Le cancer du sein consiste en une tumeur maligne de la glande mammaire. Il touche 10% de la population féminine. Environ 1,4 million de femmes sont diagnostiquées avec cette maladie chaque année dans le monde et 460.000 en décèdent. En France, il représente près d’un cancer sur trois. Chaque année, plus de 11.000 femmes en décèdent, soit environ une femme toutes les heures.

La pratique de l’excellence en cancérologie ne doit rien au hasard ou à la seule qualité des soignants. Une somme de critères, définis par des agences médicales et sanitaires (Institut national du Cancer, Haute Autorité de Santé), des sociétés savantes (groupe des RPC de Nice Saint-Paul, Société Française de Sénologie et de Pathologie Mammaire), des sociétés internationales (groupe de St Gallen, ASCO, NCCN), fournissent aux soignants un cadre médical précis.

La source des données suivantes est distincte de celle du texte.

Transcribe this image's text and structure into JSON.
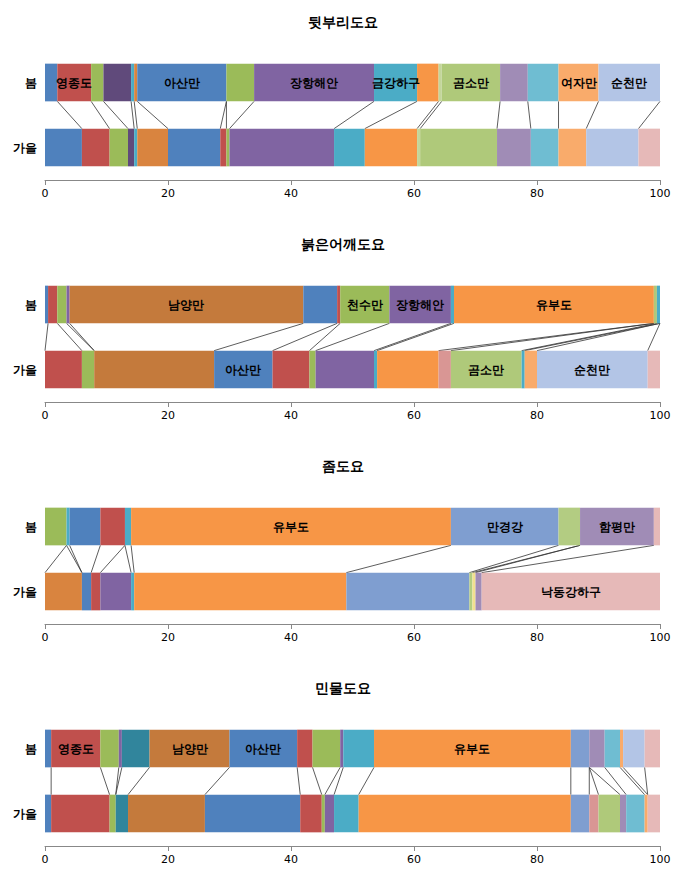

« Et pourtant, les exemples de dysfonctionnement de la chaîne de soins abondent trop souvent : des équipements surchargés et donc non disponibles, des spécialistes pas assez nombreux et donc des délais lourds, un circuit de biopsie non optimal et donc des risques d’imprécisions dans l’analyse, etc. », pointe le Dr Spielmann.

Une prise en charge immédiate avec des engagements sur les délais

« Notre ambition est d’éviter tous ces dysfonctionnements et d’offrir ainsi une prise en charge immédiate, dès la première journée d’accueil, avec la désignation d’un cancérologue référent, pouvant conduire rapidement à un diagnostic et une solution thérapeutique concertée dans des délais particulièrement brefs. Ainsi, entre la fin des explorations et le début des soins (souvent chirurgicaux), nous nous engagerons sur un délai de sept jours, là ou parfois il faut attendre quatre à huit semaines », détaille le Dr Marc Bollet, oncologue et radiothérapeute.

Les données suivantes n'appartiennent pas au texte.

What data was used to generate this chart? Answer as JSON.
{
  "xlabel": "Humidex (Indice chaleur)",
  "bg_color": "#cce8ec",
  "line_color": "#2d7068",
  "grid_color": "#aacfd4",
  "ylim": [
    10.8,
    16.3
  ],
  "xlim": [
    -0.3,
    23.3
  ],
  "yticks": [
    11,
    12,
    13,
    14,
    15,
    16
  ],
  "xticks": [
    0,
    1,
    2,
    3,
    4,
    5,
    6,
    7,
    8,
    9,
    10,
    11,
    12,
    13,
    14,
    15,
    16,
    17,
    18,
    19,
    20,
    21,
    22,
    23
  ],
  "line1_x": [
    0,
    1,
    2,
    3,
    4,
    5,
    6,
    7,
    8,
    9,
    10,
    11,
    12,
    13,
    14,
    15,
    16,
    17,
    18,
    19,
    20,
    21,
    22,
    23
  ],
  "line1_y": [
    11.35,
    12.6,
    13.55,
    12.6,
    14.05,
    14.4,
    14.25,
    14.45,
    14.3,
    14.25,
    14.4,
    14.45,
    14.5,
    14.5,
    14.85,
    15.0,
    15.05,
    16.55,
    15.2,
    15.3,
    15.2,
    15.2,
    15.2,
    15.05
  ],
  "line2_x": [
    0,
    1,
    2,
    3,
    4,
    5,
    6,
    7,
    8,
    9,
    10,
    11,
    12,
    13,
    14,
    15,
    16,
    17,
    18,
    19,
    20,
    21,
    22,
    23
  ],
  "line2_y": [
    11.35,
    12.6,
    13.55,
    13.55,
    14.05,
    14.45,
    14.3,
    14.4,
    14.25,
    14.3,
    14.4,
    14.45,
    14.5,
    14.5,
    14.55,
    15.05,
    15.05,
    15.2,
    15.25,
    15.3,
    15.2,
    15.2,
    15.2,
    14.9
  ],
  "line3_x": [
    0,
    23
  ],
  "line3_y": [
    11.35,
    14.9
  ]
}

Pour cela, il est nécessaire de repenser un parcours de soins qui passe par un décloisonnement des spécialités.

« La solidité d’une chaîne se mesure à son maillon le plus faible  et l’on risque alors blocages en cascade, délais qui se multiplient, etc. Tandis que si une coordination rigoureuse des soins est mise en place, les délais peuvent être réduits drastiquement et la qualité s’en trouve très améliorée », souligne de son côté le Dr Daniel Zarca.

 

Un réseau de partenaires pour un accès sans restriction aux dernières innovations

Enfin, l’accès rapide des patientes à l’innovation médicale est également un des engagements forts de l’Institut.

« De nombreuses innovations viennent bouleverser le traitement des cancers. Il est important que les malades puissent y avoir un accès sans restriction. Nous avons travaillé en ce sens », explique le Dr Marc-David Benjoar, spécialiste de la reconstruction mammaire sans prothèse par lambeau abdominal DIEP.

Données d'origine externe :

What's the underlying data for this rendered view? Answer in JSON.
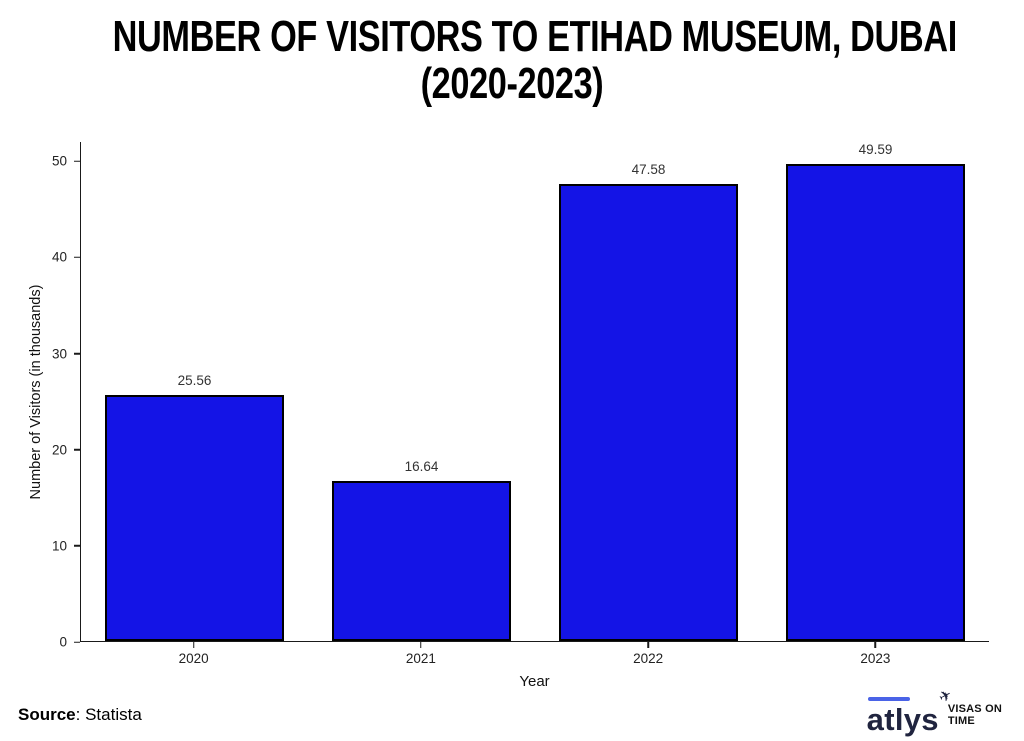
{
  "title": {
    "line1": "NUMBER OF VISITORS TO ETIHAD MUSEUM, DUBAI",
    "line2": "(2020-2023)"
  },
  "chart_data": {
    "type": "bar",
    "title": "NUMBER OF VISITORS TO ETIHAD MUSEUM, DUBAI (2020-2023)",
    "categories": [
      "2020",
      "2021",
      "2022",
      "2023"
    ],
    "values": [
      25.56,
      16.64,
      47.58,
      49.59
    ],
    "value_labels": [
      "25.56",
      "16.64",
      "47.58",
      "49.59"
    ],
    "xlabel": "Year",
    "ylabel": "Number of Visitors (in thousands)",
    "ylim": [
      0,
      52
    ],
    "yticks": [
      0,
      10,
      20,
      30,
      40,
      50
    ],
    "grid": false,
    "legend": false,
    "bar_color": "#1414E6",
    "bar_edge_color": "#000000"
  },
  "footer": {
    "source_bold": "Source",
    "source_text": ":  Statista"
  },
  "logo": {
    "brand": "atlys",
    "plane_icon": "✈",
    "tagline_line1": "VISAS ON",
    "tagline_line2": "TIME",
    "accent_color": "#4a63e7"
  }
}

Pour parvenir à garantir l’excellence de la prise en charge, l’Institut Français du Sein a bâti un réseau de partenaires par le biais de plusieurs conventions, qui permet d’offrir aux patientes un accès sans restriction aux innovations qui bouleversent le traitement du cancer du sein ces dernières années.

Ce réseau mis en place comprend ainsi :

– la Clinique de l’Alma, seul établissement privé parisien à offrir un plateau technique lourd permettant la réalisation de prothèses mammaires immédiates (sans implant en silicone) par lambeau libre microchirurgical abdominal DIEP.

– la société Genomic Health, basée en Californie. Elle fournit le test Oncotype DX, un test génomique permettant de limiter jusqu’à 30% le nombre de chimiothérapies inutiles pour les patientes.

– le pôle oncogénétique du GCS des Hauts-de-Seine et le CHU de Montpellier, afin de proposer une prise en charge en oncogénétique (recherche de mutation constitutionnelle, dépistage ou prévention au sein de la famille et personnalisation du traitement).

– l’Institut de cancérologie Hartmann de l’Hôpital Franco-Britannique. Ce centre à la pointe de la modernité dispose notamment d’un plateau technique complet de radiothérapie, avec 5 accélérateurs linéaires, et offre les techniques permettant de réduire au minimum les séquelles de la radiothérapie. Il offre aussi un recours aux chimiothérapies et aux dernières thérapies ciblées.